Consider adult magazines that draw attention, on their covers or tables of contents, to their socially redeeming qualities. Their stories or photographs are said to be erotic art, not pornography. They are intended to edify, not titillate, to convey the beauty of sexual love, not drive a reader to masturbate, molest, or rape.

Sashimi murder-suicide

Censorship was not an empty threat for woodblock publishers. Sashimi murder-suicide is a case in point. Perhaps a sleepy censor let it pass. More likely it was never screened in the first place, for there is no censor's stamp to tell us the date of approval. The masthead says "Meiji 8" (1875), but only the Yomiuri shinbun article which reported the controversy over the print tells us that it had to have been published in early June if not May that year.

Shunga, which depicted sexual intercourse, were often the target of censors. When published in booklets that showed 48 positions, their pretext was to instruct the beholder in the arts of carnal love. Otherwise we have to assume they were mastubatory, which wouldn't have been acknowledged.

Whatever shunga were to their consumers, most well-known drawers drew them, and they were circulated. And many were preserved, hence their existence in collections around the world, and their popularity and prices in the woodblock market today.

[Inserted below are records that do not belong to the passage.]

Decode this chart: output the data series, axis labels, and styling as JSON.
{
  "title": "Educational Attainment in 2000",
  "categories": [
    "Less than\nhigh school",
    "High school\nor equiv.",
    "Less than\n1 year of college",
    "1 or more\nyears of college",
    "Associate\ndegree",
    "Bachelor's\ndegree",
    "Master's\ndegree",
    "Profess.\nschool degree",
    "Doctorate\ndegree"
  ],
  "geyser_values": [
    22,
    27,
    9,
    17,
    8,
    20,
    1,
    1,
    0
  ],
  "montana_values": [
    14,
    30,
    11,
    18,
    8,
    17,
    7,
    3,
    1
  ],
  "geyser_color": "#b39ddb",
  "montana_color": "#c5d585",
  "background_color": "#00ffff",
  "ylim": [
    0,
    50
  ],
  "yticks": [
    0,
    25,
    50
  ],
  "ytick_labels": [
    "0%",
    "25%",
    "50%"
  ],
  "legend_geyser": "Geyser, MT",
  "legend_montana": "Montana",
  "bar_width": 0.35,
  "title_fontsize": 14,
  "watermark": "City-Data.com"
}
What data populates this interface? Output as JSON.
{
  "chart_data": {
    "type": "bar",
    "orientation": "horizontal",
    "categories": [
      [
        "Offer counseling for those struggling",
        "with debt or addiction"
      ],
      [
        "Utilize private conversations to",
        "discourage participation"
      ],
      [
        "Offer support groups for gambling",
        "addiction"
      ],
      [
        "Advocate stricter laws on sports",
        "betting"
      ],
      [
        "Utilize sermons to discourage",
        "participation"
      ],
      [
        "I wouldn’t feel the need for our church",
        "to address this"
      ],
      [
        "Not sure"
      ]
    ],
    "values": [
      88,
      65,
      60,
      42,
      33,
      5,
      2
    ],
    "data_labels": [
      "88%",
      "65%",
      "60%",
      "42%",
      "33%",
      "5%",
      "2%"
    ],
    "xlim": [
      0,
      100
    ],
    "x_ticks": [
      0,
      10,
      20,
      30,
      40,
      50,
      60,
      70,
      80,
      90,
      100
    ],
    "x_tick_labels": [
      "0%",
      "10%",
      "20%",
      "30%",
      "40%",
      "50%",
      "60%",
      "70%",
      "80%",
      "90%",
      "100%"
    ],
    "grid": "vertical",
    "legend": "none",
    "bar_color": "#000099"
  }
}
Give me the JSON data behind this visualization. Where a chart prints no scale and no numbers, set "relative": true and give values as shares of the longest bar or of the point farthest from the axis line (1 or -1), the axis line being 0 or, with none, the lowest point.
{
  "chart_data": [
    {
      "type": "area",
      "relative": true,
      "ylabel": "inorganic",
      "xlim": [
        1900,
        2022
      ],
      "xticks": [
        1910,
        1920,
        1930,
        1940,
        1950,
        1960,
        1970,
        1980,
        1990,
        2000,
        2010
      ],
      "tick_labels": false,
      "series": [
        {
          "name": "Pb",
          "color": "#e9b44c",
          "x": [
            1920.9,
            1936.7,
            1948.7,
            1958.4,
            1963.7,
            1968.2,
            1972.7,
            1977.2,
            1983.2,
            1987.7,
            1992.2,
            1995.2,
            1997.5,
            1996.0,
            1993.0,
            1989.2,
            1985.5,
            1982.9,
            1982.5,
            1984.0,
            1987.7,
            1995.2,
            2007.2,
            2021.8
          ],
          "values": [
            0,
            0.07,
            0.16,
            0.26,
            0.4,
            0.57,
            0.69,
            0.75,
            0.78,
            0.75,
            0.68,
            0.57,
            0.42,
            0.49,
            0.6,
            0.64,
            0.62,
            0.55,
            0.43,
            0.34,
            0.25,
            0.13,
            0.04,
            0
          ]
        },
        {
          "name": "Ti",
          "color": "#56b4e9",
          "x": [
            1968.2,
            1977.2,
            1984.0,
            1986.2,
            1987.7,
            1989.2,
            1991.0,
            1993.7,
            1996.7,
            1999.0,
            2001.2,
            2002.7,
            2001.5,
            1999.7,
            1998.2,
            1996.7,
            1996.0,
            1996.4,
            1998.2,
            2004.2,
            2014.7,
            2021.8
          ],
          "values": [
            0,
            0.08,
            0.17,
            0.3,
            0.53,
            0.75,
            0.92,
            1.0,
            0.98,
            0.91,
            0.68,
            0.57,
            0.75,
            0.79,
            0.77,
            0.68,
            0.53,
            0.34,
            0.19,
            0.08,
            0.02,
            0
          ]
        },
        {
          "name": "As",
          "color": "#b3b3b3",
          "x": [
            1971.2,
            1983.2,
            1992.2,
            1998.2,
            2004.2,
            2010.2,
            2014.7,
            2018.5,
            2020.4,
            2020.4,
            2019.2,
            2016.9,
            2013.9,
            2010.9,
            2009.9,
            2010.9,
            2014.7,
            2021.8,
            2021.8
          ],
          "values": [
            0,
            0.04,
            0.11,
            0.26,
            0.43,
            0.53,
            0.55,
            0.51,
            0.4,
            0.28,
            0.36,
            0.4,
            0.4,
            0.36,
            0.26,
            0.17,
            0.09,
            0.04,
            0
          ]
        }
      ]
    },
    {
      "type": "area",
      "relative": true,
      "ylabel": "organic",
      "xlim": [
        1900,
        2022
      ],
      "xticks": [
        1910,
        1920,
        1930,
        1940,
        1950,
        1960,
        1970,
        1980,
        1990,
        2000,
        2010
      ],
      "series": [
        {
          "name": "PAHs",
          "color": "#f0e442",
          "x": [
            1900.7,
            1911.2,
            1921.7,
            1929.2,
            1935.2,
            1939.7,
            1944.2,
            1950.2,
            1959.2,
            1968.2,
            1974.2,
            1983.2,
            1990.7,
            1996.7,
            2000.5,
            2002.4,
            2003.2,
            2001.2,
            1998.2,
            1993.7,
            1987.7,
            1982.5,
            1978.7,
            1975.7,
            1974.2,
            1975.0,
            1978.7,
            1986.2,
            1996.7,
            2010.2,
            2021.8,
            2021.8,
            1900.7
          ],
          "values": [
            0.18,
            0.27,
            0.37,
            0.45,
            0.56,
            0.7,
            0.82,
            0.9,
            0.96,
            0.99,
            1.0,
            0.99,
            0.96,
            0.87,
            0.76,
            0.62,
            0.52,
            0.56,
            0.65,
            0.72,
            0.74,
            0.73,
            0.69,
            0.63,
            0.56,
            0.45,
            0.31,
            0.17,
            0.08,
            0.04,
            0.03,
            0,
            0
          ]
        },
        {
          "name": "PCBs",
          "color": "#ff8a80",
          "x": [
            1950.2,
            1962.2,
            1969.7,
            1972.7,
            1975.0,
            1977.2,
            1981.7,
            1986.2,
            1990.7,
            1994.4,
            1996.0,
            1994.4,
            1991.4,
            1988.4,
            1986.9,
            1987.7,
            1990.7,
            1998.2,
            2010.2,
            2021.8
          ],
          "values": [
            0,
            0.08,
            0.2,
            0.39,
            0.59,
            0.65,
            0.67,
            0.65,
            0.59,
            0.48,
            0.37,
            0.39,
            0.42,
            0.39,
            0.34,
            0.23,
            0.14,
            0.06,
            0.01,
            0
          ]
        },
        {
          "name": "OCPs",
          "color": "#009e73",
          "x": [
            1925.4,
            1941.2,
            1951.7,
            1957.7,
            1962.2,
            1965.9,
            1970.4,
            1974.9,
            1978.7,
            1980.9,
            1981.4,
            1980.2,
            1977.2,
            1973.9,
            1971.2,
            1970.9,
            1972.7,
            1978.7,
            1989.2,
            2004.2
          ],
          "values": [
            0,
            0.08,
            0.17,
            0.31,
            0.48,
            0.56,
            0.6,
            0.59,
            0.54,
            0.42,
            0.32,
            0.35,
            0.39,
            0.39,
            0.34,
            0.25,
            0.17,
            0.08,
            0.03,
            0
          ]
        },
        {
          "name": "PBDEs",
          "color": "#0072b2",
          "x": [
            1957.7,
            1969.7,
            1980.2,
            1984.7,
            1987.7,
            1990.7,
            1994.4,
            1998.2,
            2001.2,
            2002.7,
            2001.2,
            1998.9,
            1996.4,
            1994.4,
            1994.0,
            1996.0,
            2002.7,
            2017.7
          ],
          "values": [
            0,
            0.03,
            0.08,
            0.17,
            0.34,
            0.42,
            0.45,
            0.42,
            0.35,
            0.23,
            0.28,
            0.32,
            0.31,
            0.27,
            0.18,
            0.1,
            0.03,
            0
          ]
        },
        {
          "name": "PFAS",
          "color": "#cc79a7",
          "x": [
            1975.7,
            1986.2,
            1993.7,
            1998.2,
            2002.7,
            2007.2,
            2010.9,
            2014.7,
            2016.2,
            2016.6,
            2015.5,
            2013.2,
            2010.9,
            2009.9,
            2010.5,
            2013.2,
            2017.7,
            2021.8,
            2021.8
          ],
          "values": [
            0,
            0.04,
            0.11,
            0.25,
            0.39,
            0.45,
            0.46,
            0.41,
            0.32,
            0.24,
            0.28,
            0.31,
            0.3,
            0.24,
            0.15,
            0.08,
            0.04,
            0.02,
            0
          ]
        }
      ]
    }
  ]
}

The Sashimi murder-suicide nishikie was not a shunga. But was it was just another attempt to warn the sexes what can happen when one does something that provokes rageful jealousy in the other? Was it merely a warning, as much to "the other woman" as to the man who steps out? In the manner of "Take notice: This is what can happen if you get caught trespassing on someone else's sexual territory!"?

Possibly. But it also had to mean something more. Otherwise it would not have been banned.

Inverted Abe Sada

Sashimi murder-suicide can be seen as an inverted version of the 1936 case of Abe Sada, who deprived her asphyxiated lover of his organ with a knife, then carried it around in her purse until she was caught and convicted of murder. Imagine a news nishikie showing Abe right after the cutting, holding her bloody trophy in her palms, and you get an idea of what Sashimi murder-suicide represents in the history of illustrated true crime.

How would someone seeing this print respond to explicit sexual violence? One imagines that most people would say the contemporary equivalent of "kimochi warui" and, in some cases, want to puke. In a general exhibition today, a print like this would likely be in a small room off to the side with a sign at the entrance saying something like "This gallery contains work of an explicit and violent nature. No unaccompanied children will be admitted."

Except for the words "and violent", this is the statement that was posted (also in Japanese) outside a small room of explicit Japanese and Indian art at a large exhibition related to "happiness" held at the Mori Art Museum in Roppongi Hills from mid 2003 to early 2004. What sort of discussions went on among the organizers? What did the producers of Sashimi murder-suicide discuss with respect to the drawing if not the story?

And what of the contributors to this website? Did they bat an eye, or otherwise hedge a bit, when it came to deciding whether to post this absolutely one-of-a-kind story? For the benefit of students of Japanese culture? And to promote mutual understanding and peace? Only their attorneys know. And maybe their consciences.